Overall, U.S. retailers are expected to post an average sales gain of 4.6 percent at stores open at least a year, or same-store sales, according to Thomson Reuters.
Of 14 chains tracked by analysts that had reported by early Thursday morning, eight beat expectations and six missed them, according to Thomson Reuters.
September is a particularly important time for retailers focused on children's and young adult apparel. Back-to-school shopping is the second-largest retail spending season behind the holiday period of November and December.
So far, holiday season forecasts have been tepid as the economy takes its toll on consumer sentiment. The National Retail Federation said on Thursday that it expects sales in November and December to rise 2.8 percent, down from a 5.2 percent rise in 2010.
Sales figures were lifted as chains raised prices to offset higher commodity costs, but traffic slowed, a concern heading into the holiday season, said Joel Bines, a managing director of consulting firm AlixPartners.
By and large, they are shopping for necessities, sticking to their shopping lists and doing a good job of staring down retailers, demanding good prices, Bines said.
Chains such as Limited Brands Inc, Buckle and Zumiez Inc posted much better-than-expected jumps in September sales.
Macy's Inc, which operates its namesake chain and Bloomingdale's, did a bit better than anticipated. CEO Terry Lundgren said he was confident the company will continue to gain market share heading toward the holiday selling season.
At Wet Seal Inc, which sells young women's clothing at its Wet Seal and Arden B chains, momentum was good through Labor Day weekend. Then things became challenging following the back-to-school peak.
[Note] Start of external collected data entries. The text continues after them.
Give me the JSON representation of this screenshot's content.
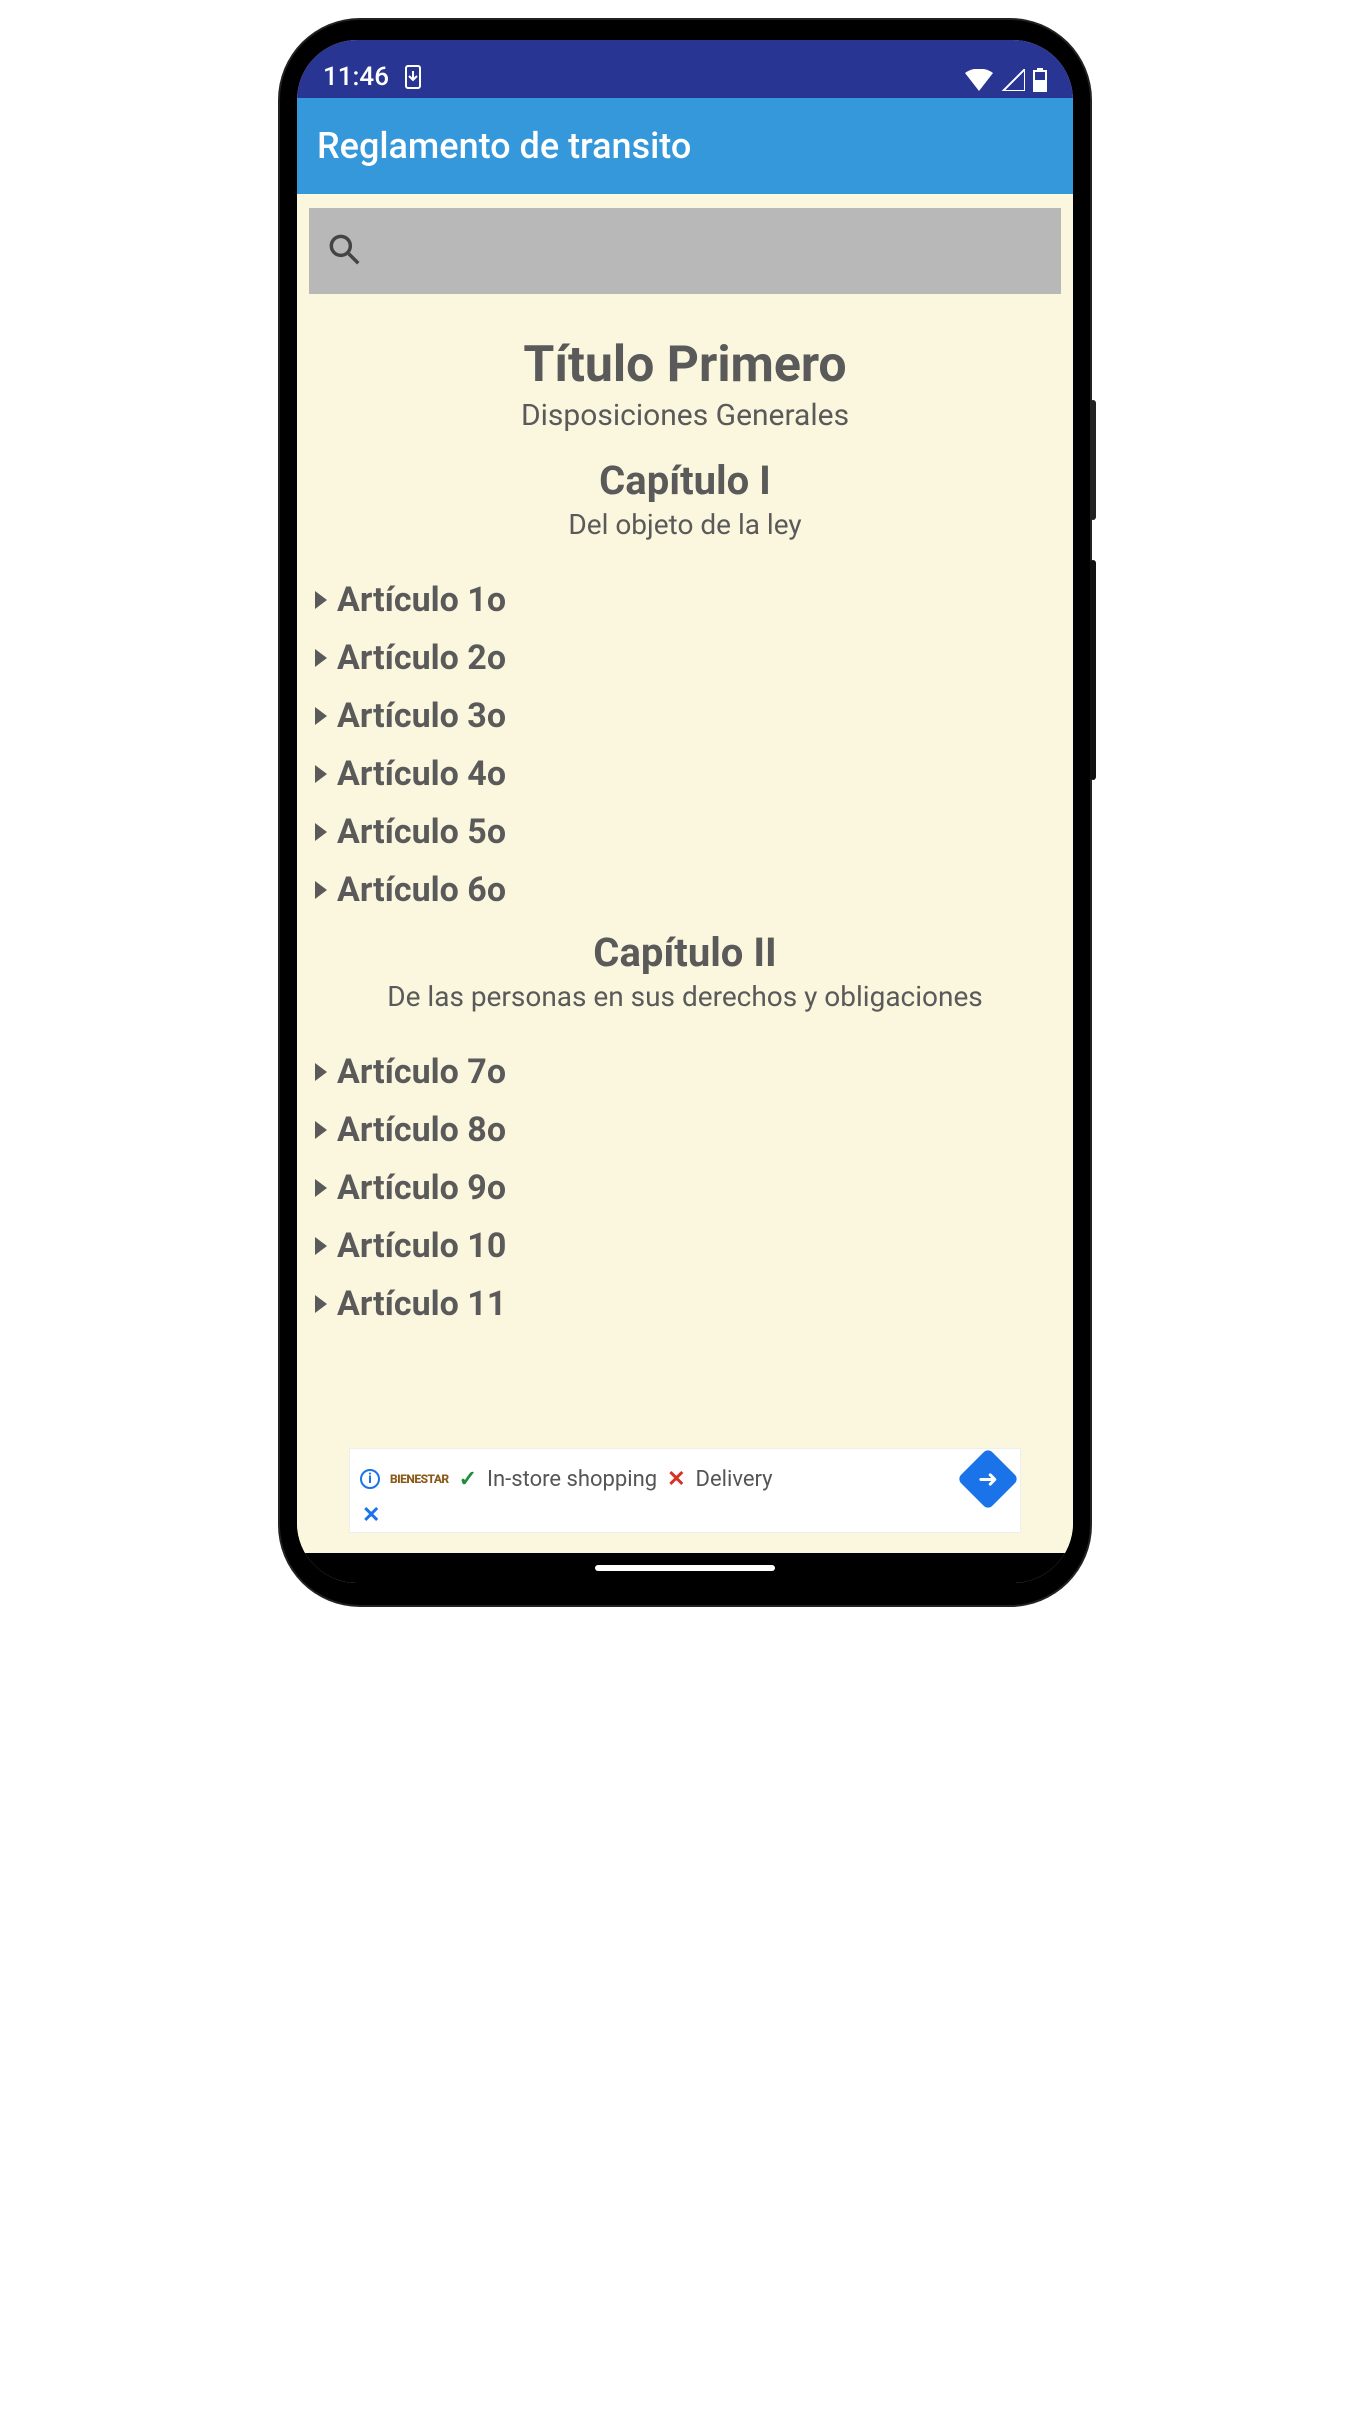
{
  "statusbar": {
    "time": "11:46"
  },
  "appbar": {
    "title": "Reglamento de transito"
  },
  "search": {
    "placeholder": ""
  },
  "titulo": {
    "heading": "Título Primero",
    "subheading": "Disposiciones Generales"
  },
  "capitulos": [
    {
      "heading": "Capítulo I",
      "subheading": "Del objeto de la ley",
      "articulos": [
        "Artículo 1o",
        "Artículo 2o",
        "Artículo 3o",
        "Artículo 4o",
        "Artículo 5o",
        "Artículo 6o"
      ]
    },
    {
      "heading": "Capítulo II",
      "subheading": "De las personas en sus derechos y obligaciones",
      "articulos": [
        "Artículo 7o",
        "Artículo 8o",
        "Artículo 9o",
        "Artículo 10",
        "Artículo 11"
      ]
    }
  ],
  "ad": {
    "brand": "BIENESTAR",
    "instore": "In-store shopping",
    "delivery": "Delivery"
  }
}
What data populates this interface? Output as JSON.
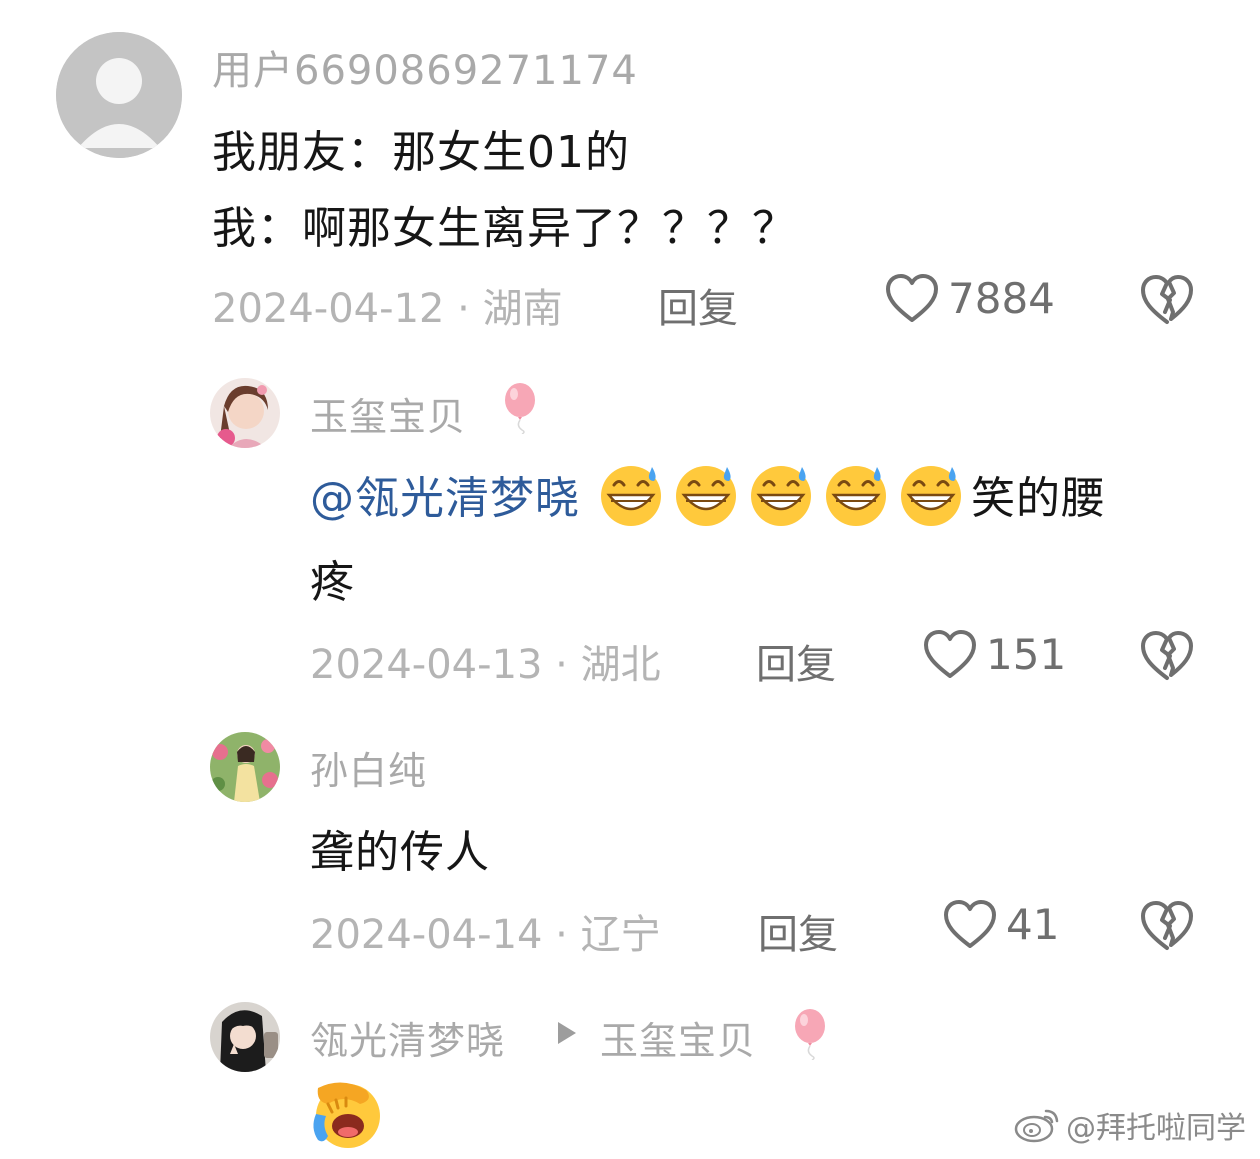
{
  "comment": {
    "username": "用户6690869271174",
    "lines": [
      "我朋友：那女生01的",
      "我：啊那女生离异了？？？？"
    ],
    "date_location": "2024-04-12 · 湖南",
    "reply_label": "回复",
    "likes": "7884"
  },
  "replies": [
    {
      "username": "玉玺宝贝",
      "mention": "@瓴光清梦晓",
      "emoji_count": 5,
      "text_after": "笑的腰",
      "text_line2": "疼",
      "date_location": "2024-04-13 · 湖北",
      "reply_label": "回复",
      "likes": "151"
    },
    {
      "username": "孙白纯",
      "text": "聋的传人",
      "date_location": "2024-04-14 · 辽宁",
      "reply_label": "回复",
      "likes": "41"
    },
    {
      "username": "瓴光清梦晓",
      "reply_to": "玉玺宝贝"
    }
  ],
  "watermark": "@拜托啦同学",
  "icons": {
    "like": "heart-outline-icon",
    "dislike": "broken-heart-icon",
    "balloon": "pink-balloon-icon",
    "sweat_grin": "grinning-sweat-emoji",
    "facepalm": "facepalm-laugh-emoji"
  },
  "colors": {
    "mention": "#2e5b9a",
    "meta": "#b4b4b4",
    "username": "#a9a9a9",
    "balloon": "#f7a7b6"
  }
}
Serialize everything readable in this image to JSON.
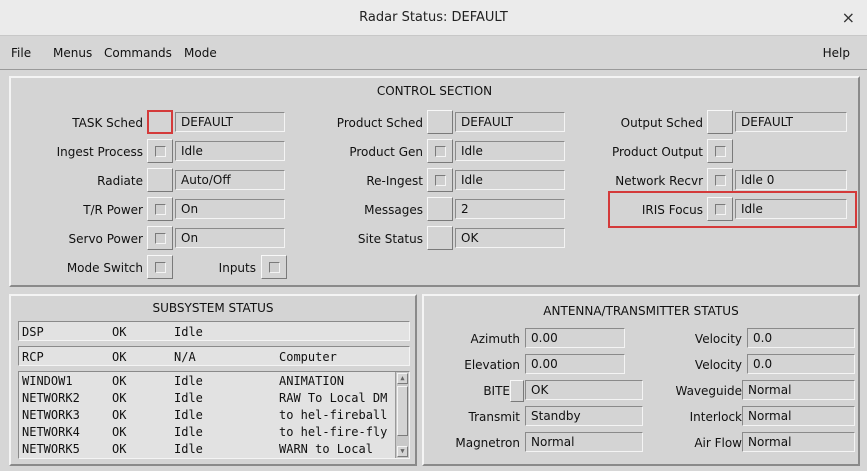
{
  "window": {
    "title": "Radar Status: DEFAULT",
    "close_glyph": "×"
  },
  "menu": {
    "file": "File",
    "menus": "Menus",
    "commands": "Commands",
    "mode": "Mode",
    "help": "Help"
  },
  "control": {
    "title": "CONTROL SECTION",
    "task_sched": {
      "label": "TASK Sched",
      "value": "DEFAULT"
    },
    "ingest_process": {
      "label": "Ingest Process",
      "value": "Idle"
    },
    "radiate": {
      "label": "Radiate",
      "value": "Auto/Off"
    },
    "tr_power": {
      "label": "T/R Power",
      "value": "On"
    },
    "servo_power": {
      "label": "Servo Power",
      "value": "On"
    },
    "mode_switch": {
      "label": "Mode Switch"
    },
    "inputs": {
      "label": "Inputs"
    },
    "product_sched": {
      "label": "Product Sched",
      "value": "DEFAULT"
    },
    "product_gen": {
      "label": "Product Gen",
      "value": "Idle"
    },
    "re_ingest": {
      "label": "Re-Ingest",
      "value": "Idle"
    },
    "messages": {
      "label": "Messages",
      "value": "2"
    },
    "site_status": {
      "label": "Site Status",
      "value": "OK"
    },
    "output_sched": {
      "label": "Output Sched",
      "value": "DEFAULT"
    },
    "product_output": {
      "label": "Product Output"
    },
    "network_recvr": {
      "label": "Network Recvr",
      "value": "Idle  0"
    },
    "iris_focus": {
      "label": "IRIS Focus",
      "value": "Idle"
    }
  },
  "subsystem": {
    "title": "SUBSYSTEM STATUS",
    "dsp": {
      "name": "DSP",
      "status": "OK",
      "state": "Idle",
      "note": ""
    },
    "rcp": {
      "name": "RCP",
      "status": "OK",
      "state": "N/A",
      "note": "Computer"
    },
    "rows": [
      {
        "name": "WINDOW1",
        "status": "OK",
        "state": "Idle",
        "note": "ANIMATION"
      },
      {
        "name": "NETWORK2",
        "status": "OK",
        "state": "Idle",
        "note": "RAW To Local DM"
      },
      {
        "name": "NETWORK3",
        "status": "OK",
        "state": "Idle",
        "note": "to hel-fireball"
      },
      {
        "name": "NETWORK4",
        "status": "OK",
        "state": "Idle",
        "note": "to hel-fire-fly"
      },
      {
        "name": "NETWORK5",
        "status": "OK",
        "state": "Idle",
        "note": "WARN to Local"
      }
    ]
  },
  "antenna": {
    "title": "ANTENNA/TRANSMITTER STATUS",
    "azimuth": {
      "label": "Azimuth",
      "value": "0.00"
    },
    "elevation": {
      "label": "Elevation",
      "value": "0.00"
    },
    "bite": {
      "label": "BITE",
      "value": "OK"
    },
    "transmit": {
      "label": "Transmit",
      "value": "Standby"
    },
    "magnetron": {
      "label": "Magnetron",
      "value": "Normal"
    },
    "velocity1": {
      "label": "Velocity",
      "value": "0.0"
    },
    "velocity2": {
      "label": "Velocity",
      "value": "0.0"
    },
    "waveguide": {
      "label": "Waveguide",
      "value": "Normal"
    },
    "interlock": {
      "label": "Interlock",
      "value": "Normal"
    },
    "airflow": {
      "label": "Air Flow",
      "value": "Normal"
    }
  },
  "colors": {
    "highlight": "#d43a3a",
    "background": "#d6d6d6"
  }
}
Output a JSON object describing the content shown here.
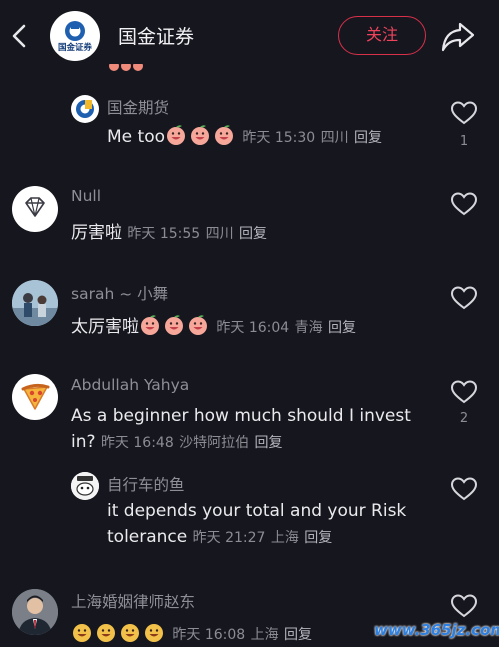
{
  "header": {
    "title": "国金证券",
    "follow_label": "关注",
    "logo_text": "国金证券"
  },
  "comments": [
    {
      "replies": [
        {
          "name": "国金期货",
          "text": "Me too",
          "time": "昨天 15:30",
          "location": "四川",
          "reply_label": "回复",
          "emojis": 3,
          "likes": "1"
        }
      ]
    },
    {
      "name": "Null",
      "text": "厉害啦",
      "time": "昨天 15:55",
      "location": "四川",
      "reply_label": "回复",
      "emojis": 0,
      "likes": ""
    },
    {
      "name": "sarah ~ 小舞",
      "text": "太厉害啦",
      "time": "昨天 16:04",
      "location": "青海",
      "reply_label": "回复",
      "emojis": 3,
      "likes": ""
    },
    {
      "name": "Abdullah Yahya",
      "text_line1": "As a beginner how much should I invest",
      "text_line2": "in?",
      "time": "昨天 16:48",
      "location": "沙特阿拉伯",
      "reply_label": "回复",
      "likes": "2",
      "replies": [
        {
          "name": "自行车的鱼",
          "text_line1": "it depends your total and your Risk",
          "text_line2": "tolerance",
          "time": "昨天 21:27",
          "location": "上海",
          "reply_label": "回复",
          "likes": ""
        }
      ]
    },
    {
      "name": "上海婚姻律师赵东",
      "text": "",
      "time": "昨天 16:08",
      "location": "上海",
      "reply_label": "回复",
      "emojis": 4,
      "likes": ""
    }
  ],
  "watermark": "www.365jz.com",
  "colors": {
    "background": "#16161e",
    "accent": "#f0435c",
    "muted": "#8c8c94"
  }
}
Wet Seal's same-store sales slid 0.3 percent, below the rise of 3.8 percent analysts were expecting. Wet Seal said it expects quarterly sales to fall slightly short of its earlier forecast and its earnings could miss Wall Street's view.
Retailers are doing what they can to appeal to shoppers such as Joanna Polowitz, who said that she lost her job a month ago and thinks the economy is getting worse.
I'm definitely holding back, only buying necessities, socks for my son, food because it's reasonable here, Polowitz said as she shopped at a Walmart in North Bergen, New Jersey, on Wednesday. We're buckling down, not going to dinner as much.
Target Corp's sales rose more than expected, in part due to a rush for the Missoni line it launched on September 13. Childrens' clothing was a strong seller, including the Missoni items, among others, and sold out quickly.
Kohl's said it attracted more shoppers as it launched Jennifer Lopez and Marc Anthony clothing lines. The mid-priced department store opened 31 stores during September that were not included in its 4.1 percent rise in same-store sales, topping analysts' 2.2 percent estimate.
Same-store sales rose 4.4 percent in September, according to data released by the Johnson Redbook Retail Sales Index on Tuesday. That index measures a sample of large general merchandise retailers.